Não sei quantas vezes a época de Salazar é trazida para a arte. Piamos muitas vezes, por exemplo, com o facto de o cinema espanhol voltar repetidamente à guerra civil e ao franquismo, mas este é o meu primeiro encontro com o salazarismo na arte. Para mim foi sempre, de certa forma, aquilo que acabou com a Revolução de Abril, aquele pior tempo que felizmente terminou. Suponho que houve pessoas que viveram bem com Salazar, e suponho que, como sempre, foram as classes mais pobres que passaram pior. No início, pensei que ia devorar o livro numa semana, mas as dificuldades dos Mau-Tempo obrigaram-me a lê-lo em pequenas doses.
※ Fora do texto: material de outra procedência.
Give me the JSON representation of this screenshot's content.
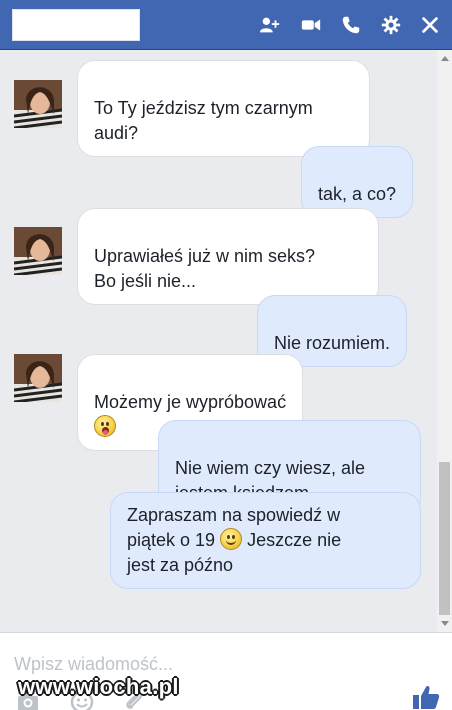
{
  "header": {
    "icons": [
      "add-person-icon",
      "video-call-icon",
      "phone-icon",
      "settings-gear-icon",
      "close-icon"
    ],
    "bg_color": "#4267b2"
  },
  "messages": [
    {
      "direction": "incoming",
      "text": "To Ty jeździsz tym czarnym\naudi?"
    },
    {
      "direction": "outgoing",
      "text": "tak, a co?"
    },
    {
      "direction": "incoming",
      "text": "Uprawiałeś już w nim seks?\nBo jeśli nie..."
    },
    {
      "direction": "outgoing",
      "text": "Nie rozumiem."
    },
    {
      "direction": "incoming",
      "text": "Możemy je wypróbować",
      "emoji": "tongue-emoji"
    },
    {
      "direction": "outgoing",
      "text": "Nie wiem czy wiesz, ale\njestem księdzem."
    },
    {
      "direction": "outgoing",
      "text_before": "Zapraszam na spowiedź w\npiątek o 19",
      "emoji": "smile-emoji",
      "text_after": "Jeszcze nie\njest za późno"
    }
  ],
  "composer": {
    "placeholder": "Wpisz wiadomość...",
    "tools": [
      "camera-icon",
      "emoji-icon",
      "attachment-icon"
    ],
    "like_icon": "thumbs-up-icon"
  },
  "watermark": "www.wiocha.pl",
  "colors": {
    "incoming_bubble": "#ffffff",
    "outgoing_bubble": "#dfeafc",
    "chat_bg": "#e9ebee",
    "like": "#4267b2"
  }
}
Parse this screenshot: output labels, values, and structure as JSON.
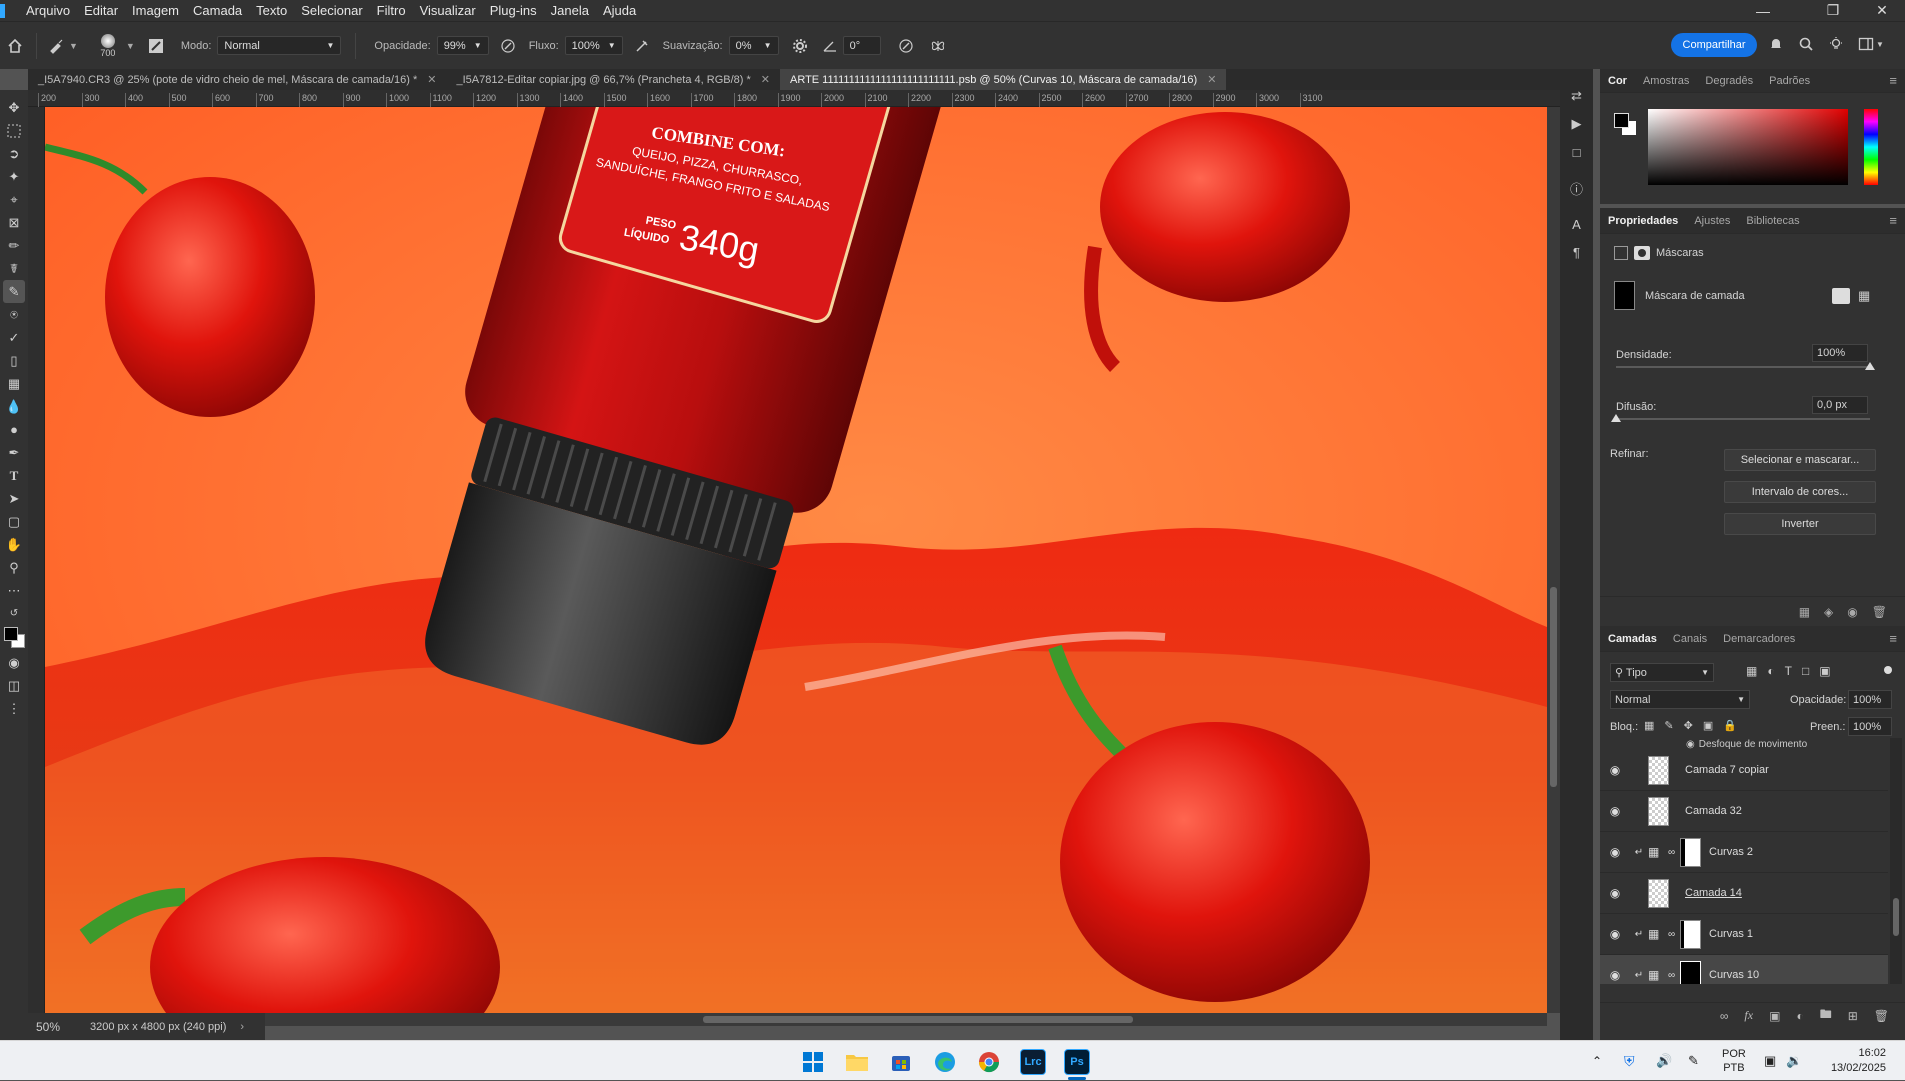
{
  "menu": [
    "Arquivo",
    "Editar",
    "Imagem",
    "Camada",
    "Texto",
    "Selecionar",
    "Filtro",
    "Visualizar",
    "Plug-ins",
    "Janela",
    "Ajuda"
  ],
  "options": {
    "brush_size": "700",
    "mode_label": "Modo:",
    "mode_value": "Normal",
    "opacity_label": "Opacidade:",
    "opacity_value": "99%",
    "flow_label": "Fluxo:",
    "flow_value": "100%",
    "smoothing_label": "Suavização:",
    "smoothing_value": "0%",
    "angle_value": "0°",
    "share_label": "Compartilhar"
  },
  "tabs": [
    {
      "label": "_I5A7940.CR3 @ 25% (pote de vidro cheio de mel, Máscara de camada/16) *"
    },
    {
      "label": "_I5A7812-Editar copiar.jpg @ 66,7% (Prancheta 4, RGB/8) *"
    },
    {
      "label": "ARTE 1111111111111111111111111.psb @ 50% (Curvas 10, Máscara de camada/16)"
    }
  ],
  "ruler_ticks": [
    "200",
    "300",
    "400",
    "500",
    "600",
    "700",
    "800",
    "900",
    "1000",
    "1100",
    "1200",
    "1300",
    "1400",
    "1500",
    "1600",
    "1700",
    "1800",
    "1900",
    "2000",
    "2100",
    "2200",
    "2300",
    "2400",
    "2500",
    "2600",
    "2700",
    "2800",
    "2900",
    "3000",
    "3100"
  ],
  "canvas_text": {
    "line1": "COMBINE COM:",
    "line2": "QUEIJO, PIZZA, CHURRASCO,",
    "line3": "SANDUÍCHE, FRANGO FRITO E SALADAS",
    "weight_label1": "PESO",
    "weight_label2": "LÍQUIDO",
    "weight_value": "340g"
  },
  "status": {
    "zoom": "50%",
    "doc_size": "3200 px x 4800 px (240 ppi)"
  },
  "color_panel": {
    "tabs": [
      "Cor",
      "Amostras",
      "Degradês",
      "Padrões"
    ]
  },
  "properties": {
    "tabs": [
      "Propriedades",
      "Ajustes",
      "Bibliotecas"
    ],
    "section": "Máscaras",
    "mask_label": "Máscara de camada",
    "density_label": "Densidade:",
    "density_value": "100%",
    "density_fraction": 1.0,
    "feather_label": "Difusão:",
    "feather_value": "0,0 px",
    "feather_fraction": 0.0,
    "refine_label": "Refinar:",
    "btn_select_mask": "Selecionar e mascarar...",
    "btn_color_range": "Intervalo de cores...",
    "btn_invert": "Inverter"
  },
  "layers": {
    "tabs": [
      "Camadas",
      "Canais",
      "Demarcadores"
    ],
    "filter_label": "Tipo",
    "blend_value": "Normal",
    "opacity_label": "Opacidade:",
    "opacity_value": "100%",
    "lock_label": "Bloq.:",
    "fill_label": "Preen.:",
    "fill_value": "100%",
    "partial_row": "Desfoque de movimento",
    "items": [
      {
        "name": "Camada 7 copiar",
        "type": "pixel"
      },
      {
        "name": "Camada 32",
        "type": "pixel"
      },
      {
        "name": "Curvas 2",
        "type": "adjust"
      },
      {
        "name": "Camada 14",
        "type": "pixel"
      },
      {
        "name": "Curvas 1",
        "type": "adjust"
      },
      {
        "name": "Curvas 10",
        "type": "adjust",
        "selected": true
      }
    ]
  },
  "taskbar": {
    "lang_line1": "POR",
    "lang_line2": "PTB",
    "time": "16:02",
    "date": "13/02/2025",
    "app_lrc": "Lrc",
    "app_ps": "Ps"
  }
}
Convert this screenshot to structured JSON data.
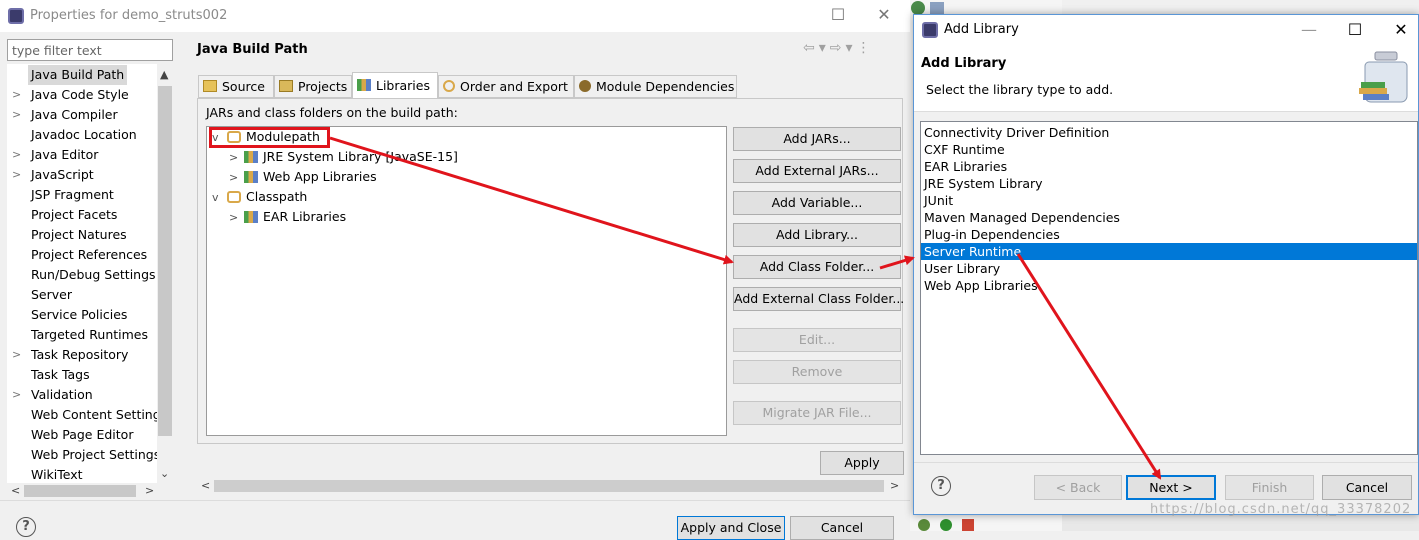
{
  "properties_window": {
    "title": "Properties for demo_struts002",
    "filter_placeholder": "type filter text",
    "nav_items": [
      {
        "label": "Java Build Path",
        "expandable": false,
        "selected": true
      },
      {
        "label": "Java Code Style",
        "expandable": true
      },
      {
        "label": "Java Compiler",
        "expandable": true
      },
      {
        "label": "Javadoc Location",
        "expandable": false
      },
      {
        "label": "Java Editor",
        "expandable": true
      },
      {
        "label": "JavaScript",
        "expandable": true
      },
      {
        "label": "JSP Fragment",
        "expandable": false
      },
      {
        "label": "Project Facets",
        "expandable": false
      },
      {
        "label": "Project Natures",
        "expandable": false
      },
      {
        "label": "Project References",
        "expandable": false
      },
      {
        "label": "Run/Debug Settings",
        "expandable": false
      },
      {
        "label": "Server",
        "expandable": false
      },
      {
        "label": "Service Policies",
        "expandable": false
      },
      {
        "label": "Targeted Runtimes",
        "expandable": false
      },
      {
        "label": "Task Repository",
        "expandable": true
      },
      {
        "label": "Task Tags",
        "expandable": false
      },
      {
        "label": "Validation",
        "expandable": true
      },
      {
        "label": "Web Content Settings",
        "expandable": false
      },
      {
        "label": "Web Page Editor",
        "expandable": false
      },
      {
        "label": "Web Project Settings",
        "expandable": false
      },
      {
        "label": "WikiText",
        "expandable": false
      }
    ],
    "page_title": "Java Build Path",
    "tabs": [
      "Source",
      "Projects",
      "Libraries",
      "Order and Export",
      "Module Dependencies"
    ],
    "active_tab": "Libraries",
    "path_label": "JARs and class folders on the build path:",
    "tree": {
      "modulepath": "Modulepath",
      "modulepath_children": [
        "JRE System Library [JavaSE-15]",
        "Web App Libraries"
      ],
      "classpath": "Classpath",
      "classpath_children": [
        "EAR Libraries"
      ]
    },
    "buttons": {
      "add_jars": "Add JARs...",
      "add_external_jars": "Add External JARs...",
      "add_variable": "Add Variable...",
      "add_library": "Add Library...",
      "add_class_folder": "Add Class Folder...",
      "add_external_class_folder": "Add External Class Folder...",
      "edit": "Edit...",
      "remove": "Remove",
      "migrate_jar": "Migrate JAR File...",
      "apply": "Apply",
      "apply_close": "Apply and Close",
      "cancel": "Cancel"
    }
  },
  "add_library_dialog": {
    "title": "Add Library",
    "header_title": "Add Library",
    "header_desc": "Select the library type to add.",
    "library_types": [
      "Connectivity Driver Definition",
      "CXF Runtime",
      "EAR Libraries",
      "JRE System Library",
      "JUnit",
      "Maven Managed Dependencies",
      "Plug-in Dependencies",
      "Server Runtime",
      "User Library",
      "Web App Libraries"
    ],
    "selected_type": "Server Runtime",
    "buttons": {
      "back": "< Back",
      "next": "Next >",
      "finish": "Finish",
      "cancel": "Cancel"
    }
  },
  "watermark": "https://blog.csdn.net/qq_33378202",
  "colors": {
    "selection": "#0078d7",
    "annotation_red": "#e0141c"
  }
}
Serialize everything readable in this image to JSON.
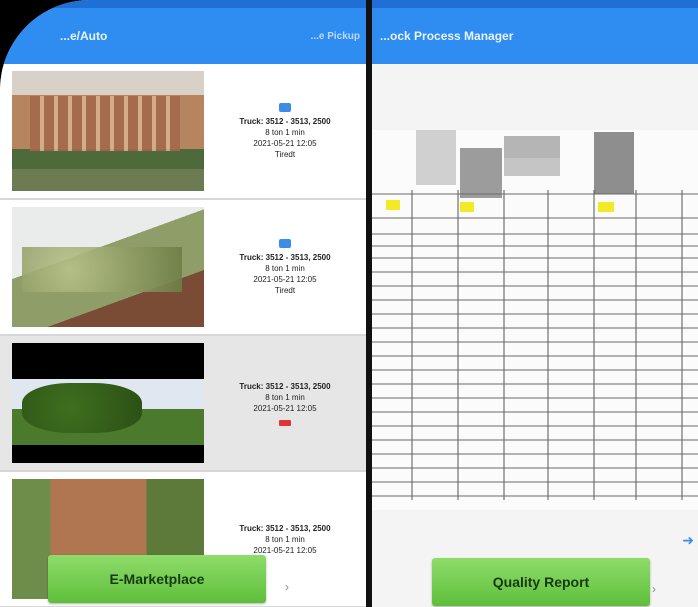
{
  "left_panel": {
    "app_title": "...e/Auto",
    "right_title": "...e Pickup",
    "items": [
      {
        "line1": "Truck: 3512 - 3513, 2500",
        "line2": "8 ton  1 min",
        "line3": "2021-05-21 12:05",
        "line4": "Tiredt",
        "has_camera": true,
        "has_delete": false,
        "thumb": "logs-truck"
      },
      {
        "line1": "Truck: 3512 - 3513, 2500",
        "line2": "8 ton  1 min",
        "line3": "2021-05-21 12:05",
        "line4": "Tiredt",
        "has_camera": true,
        "has_delete": false,
        "thumb": "leaf-truck"
      },
      {
        "line1": "Truck: 3512 - 3513, 2500",
        "line2": "8 ton  1 min",
        "line3": "2021-05-21 12:05",
        "line4": "",
        "has_camera": false,
        "has_delete": true,
        "thumb": "trees"
      },
      {
        "line1": "Truck: 3512 - 3513, 2500",
        "line2": "8 ton  1 min",
        "line3": "2021-05-21 12:05",
        "line4": "",
        "has_camera": false,
        "has_delete": false,
        "thumb": "logs-pile"
      }
    ],
    "button_label": "E-Marketplace"
  },
  "right_panel": {
    "app_title": "...ock Process Manager",
    "button_label": "Quality Report"
  },
  "colors": {
    "appbar": "#2f8cf0",
    "button": "#6fcd48",
    "delete": "#e0343a"
  }
}
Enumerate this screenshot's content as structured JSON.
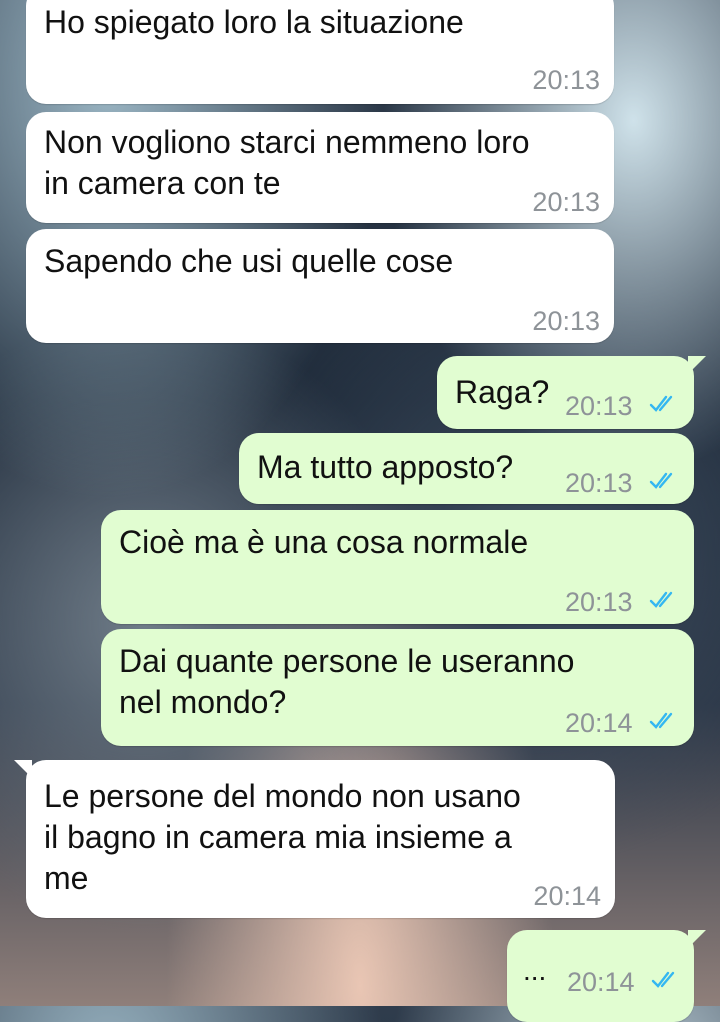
{
  "messages": [
    {
      "text_lines": [
        "Ho spiegato loro la situazione"
      ],
      "time": "20:13"
    },
    {
      "text_lines": [
        "Non vogliono starci nemmeno loro",
        "in camera con te"
      ],
      "time": "20:13"
    },
    {
      "text_lines": [
        "Sapendo che usi quelle cose"
      ],
      "time": "20:13"
    },
    {
      "text_lines": [
        "Raga?"
      ],
      "time": "20:13",
      "status": "read"
    },
    {
      "text_lines": [
        "Ma tutto apposto?"
      ],
      "time": "20:13",
      "status": "read"
    },
    {
      "text_lines": [
        "Cioè ma è una cosa normale"
      ],
      "time": "20:13",
      "status": "read"
    },
    {
      "text_lines": [
        "Dai quante persone le useranno",
        "nel mondo?"
      ],
      "time": "20:14",
      "status": "read"
    },
    {
      "text_lines": [
        "Le persone del mondo non usano",
        "il bagno in camera mia insieme a",
        "me"
      ],
      "time": "20:14"
    },
    {
      "text_lines": [
        "..."
      ],
      "time": "20:14",
      "status": "read"
    }
  ],
  "colors": {
    "incoming_bubble": "#ffffff",
    "outgoing_bubble": "#e1fdd1",
    "read_tick": "#34b7f1",
    "timestamp": "#8e9398"
  },
  "icons": {
    "read_status": "double-check-icon"
  }
}
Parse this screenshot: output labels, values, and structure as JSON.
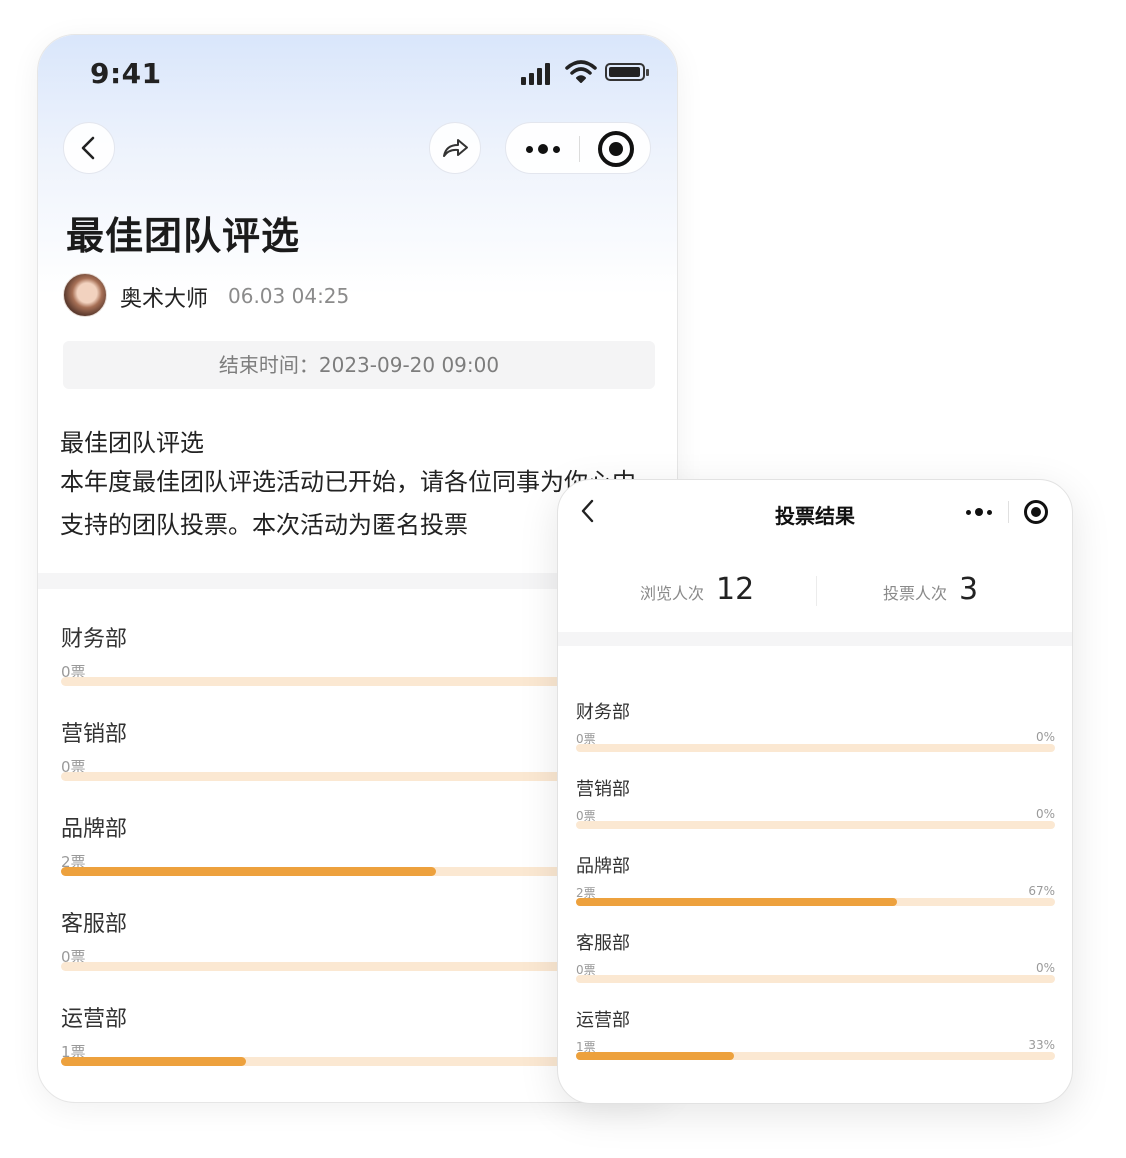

Por vezes, doía-me pensar em quantas pessoas tinham passado por situações como as descritas pelo autor.

Acho que esta é uma obra que toda a gente deveria ler, um daqueles textos capazes de ilustrar uma época e, de alguma forma, contribuir para que não volte a acontecer. Claro que não é um bom momento para otimismos, com a situação política que vivemos neste momento.

Sinto que tenho dificuldade em encontrar palavras que façam justiça a este livro. Gostaria de ser mais claro e mais poético, como é a própria Levantado do chão, e talvez isso seja a coisa mais verdadeira e mais bonita que posso dizer sobre a novela, um texto em que cada palavra é a que deve ser.